A mass of new reporting lines and monitoring is likely to simply overburden the existing treatment system. More importantly, as those who have spent any time mapping a service users journey lately will note, a proliferation of new assessments and case management responsibilities risks losing the individual in the system. Reading through the initial guidance, for all the talk of individualised support, you sometimes struggle to remember that this is about people at all -

"The NTA is in discussion with Jobcentre Plus regarding the possible matching of anonymised client attributors in order to monitor the robustness of referral pathways between Jobcentre Plus and drug treatment providers. This information may also support requirements within the Memorandum of Understanding for Jobcentre Plus to report progress of the effectiveness of local pathways to the Department for Health (DH) and NTA. If, and when, anonymised matching is agreed to be possible and desirable, further communications will be issued. ..."

We don't have long to wait until we see how some of the changes bed in.
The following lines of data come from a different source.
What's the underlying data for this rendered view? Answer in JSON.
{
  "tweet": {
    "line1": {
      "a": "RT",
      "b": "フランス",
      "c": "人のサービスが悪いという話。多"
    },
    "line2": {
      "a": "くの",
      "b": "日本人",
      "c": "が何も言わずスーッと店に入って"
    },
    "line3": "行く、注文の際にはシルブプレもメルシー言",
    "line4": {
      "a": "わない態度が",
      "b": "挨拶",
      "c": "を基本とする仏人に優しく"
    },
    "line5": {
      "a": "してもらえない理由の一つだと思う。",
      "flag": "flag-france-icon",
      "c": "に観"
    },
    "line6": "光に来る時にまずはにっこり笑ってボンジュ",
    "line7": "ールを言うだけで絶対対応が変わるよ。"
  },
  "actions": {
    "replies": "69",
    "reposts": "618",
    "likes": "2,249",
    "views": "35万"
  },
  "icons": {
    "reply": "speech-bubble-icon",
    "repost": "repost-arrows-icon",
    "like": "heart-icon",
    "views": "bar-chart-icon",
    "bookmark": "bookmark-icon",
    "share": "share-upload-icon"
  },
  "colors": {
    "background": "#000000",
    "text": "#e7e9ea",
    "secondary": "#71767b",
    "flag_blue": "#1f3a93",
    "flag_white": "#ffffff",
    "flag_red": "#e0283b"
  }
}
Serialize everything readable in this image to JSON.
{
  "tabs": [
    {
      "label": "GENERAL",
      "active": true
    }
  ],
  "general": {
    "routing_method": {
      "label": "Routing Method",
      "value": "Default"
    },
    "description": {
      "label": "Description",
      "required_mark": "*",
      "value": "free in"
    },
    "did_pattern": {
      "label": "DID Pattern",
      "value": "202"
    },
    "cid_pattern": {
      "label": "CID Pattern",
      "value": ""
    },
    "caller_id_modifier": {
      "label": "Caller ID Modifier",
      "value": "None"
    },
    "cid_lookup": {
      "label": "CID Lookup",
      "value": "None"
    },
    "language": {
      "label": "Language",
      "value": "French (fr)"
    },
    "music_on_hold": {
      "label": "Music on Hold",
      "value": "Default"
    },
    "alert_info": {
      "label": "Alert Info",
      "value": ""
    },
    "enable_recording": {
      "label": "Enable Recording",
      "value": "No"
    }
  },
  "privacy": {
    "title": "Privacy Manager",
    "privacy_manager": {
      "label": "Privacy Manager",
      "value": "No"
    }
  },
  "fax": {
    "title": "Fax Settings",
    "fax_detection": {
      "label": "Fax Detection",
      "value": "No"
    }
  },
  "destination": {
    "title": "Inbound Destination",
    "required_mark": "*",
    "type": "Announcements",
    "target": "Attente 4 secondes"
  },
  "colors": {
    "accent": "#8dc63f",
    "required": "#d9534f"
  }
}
Whereas the Bill and its associated documentation suggests that all the approaches will be piloted in advance of implementation and that the programme will start properly in 2013, the NTA guidance tells us that some of the changes will happen much more quickly than we originally believed.

"... from 1 April 2009 benefit claimants in receipt of Jobseeker’s Allowance (JSA) and individuals in receipt of Employment Support Allowance (ESA) who disclose, respectively, at their 13-week interview and via their Personal Capability Assessment that opiate and/or crack cocaine use is a barrier to work will be mandated to attend an initial appointment with a local drug treatment provider..."

The sheer numbers who will soon be entering the jobseekers programmes will make reform and change even harder to manage in the benefit system. In addition the recession may be the trigger for some people to move from non problematic to problematic substance use - affording your coke habit with a salary is one thing, keeping your head above water on benefits is quite another. Employers, who have mostly been unwilling to take drug users onto the workforce knowingly, may be even less reluctant to do so when there will be so many other people in the market - some with considerable experience. It seems that this is a bad time to try to bring about the changes Government wants to see, and worse of course, the wrong approach to achieve them. For as the group of people experiencing problems with substance use grows, and the labour market contracts we run the risk of creating a
permanently sidelined population, who with their Treatment Allowance and their separate status, are excluded even from the mainstream job seeking population.

At a time when there is a widespread recognition that treating disadvantaged people as individuals with different needs and expectations is important; where mainstreaming the public service experience of people affected by substance use is the priority, this approach makes no sense. Defining a problem based on estimates and over exaggerating its importance to meet political goals, then carving out a separate system for a group of people defined simply in terms of their drug use (or propensity to misuse drugs), and establishing a series of involved and complex administrative procedures in order to manage it also seems pointless and wasteful. Still, I guess it'll keep a lot of people in work - if only in administrating the system.